Churches have closed. Others have fired leaders. Some sadly have resorted to legal action against brothers and sisters. Those presumed to be godly have been exposed to be mean-spirited. Church leaders who excused wrong actions and attitudes for years have finally addressed the elephant in the room.
Some leaders private, unbiblical sexual activities have been exposed. Marriages have ended. Children have suffered. Families have divided. The collateral damage is immense.
Even some leaders who are now deceased are having their previously hidden sinful actions revealed.
Sexual abuse has happened far too often (BTW - when it occurs once, it is far too often) in churches. Sexual abuse victims have been shamed in attempts to keep the ministry's brand viable and marketable.
Those who found themselves riding high now wonder where their fans are.
Why, Then Would Pastors Want This?
There is something about the heart - you know, the sinful, self-focused, self-loving heart that we all have within us. The longing we have for being loved reigns. The desire to be applauded is real. The jealousy that rises when we see others whom we deem to be less talented and less articulate being idolized and platformed in our industry (in this case, in American Christianity) occurs all too often.
Fleeting thoughts of "It would be nice to be leading a church that size, to be preaching at a conference like that, to be a best-selling author doing book signings, to be an internet influencer, to be a 'cool pastor,' to be sought, to be elevated, etc." come into the minds of many.
Full transparency - I've had these thoughts, too. I have them far too often.
Even knowing how the Enemy loves to prop up those proclaiming the gospel just to tear them down does not convince us to be content.
What To Do?
I guess that really is the answer. Our contentedness, our joy, our ministry must be solely found in Christ. (BTW - we know this...but we still fail too often) The longing to make a difference, to leave a legacy, to impact lives for eternity, is good. It is holy. Yet, it is the good that can often be perverted unknowingly.
To live humbly, but boldly as Christ's ambassadors is the call.
There have been many, many godly men and women throughout Christendom who were known in their day, influential in their era, are revered today years after their passing, and have been seen as legacy leavers for Christ's sake. In other words, being known by many is not a sin. In fact, as stated earlier, it is often God's design to make himself known.
What makes the difference is when the private life and the public life of the Christian leader match. The pastor seeking to live holy, striving to live generously, focusing on the gospel, and glorifying God in private must also do so in public (and vice versa.)

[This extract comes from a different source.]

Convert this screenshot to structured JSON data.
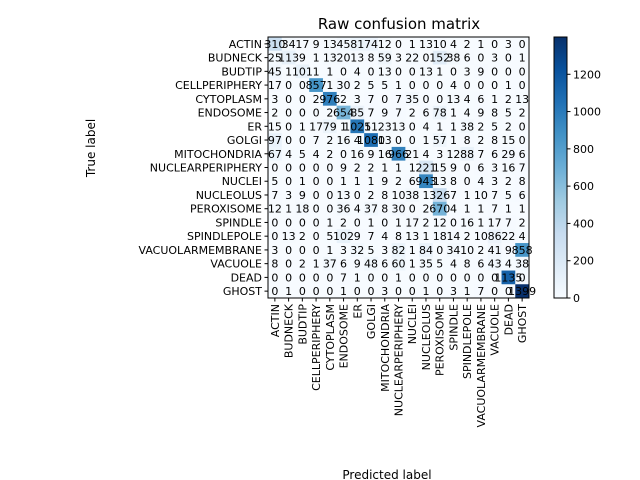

When the temptation to want to be known seeps in, we must repent and rely on God to keep us focused on him, on making him known, on glorifying him. We won't do this perfectly, and that's the joy (or struggle at times) of pastoring well.
Pray for the Pastors
Oh, and pray for those who are known, leading large churches and ministries, preaching truth, and seeking to impact the world for God's glory. Pray for them because if they fall...the impact will reverberate throughout the church, the community, and in some cases the world.
Pray for the relatively unknown ones as well. The temptations are just as real. If they fall, others are impacted. It may be a smaller number of those impacted and hurt, but the ramifications are just as real.
I would love to never have to see another headline of a celebrity pastor's failure.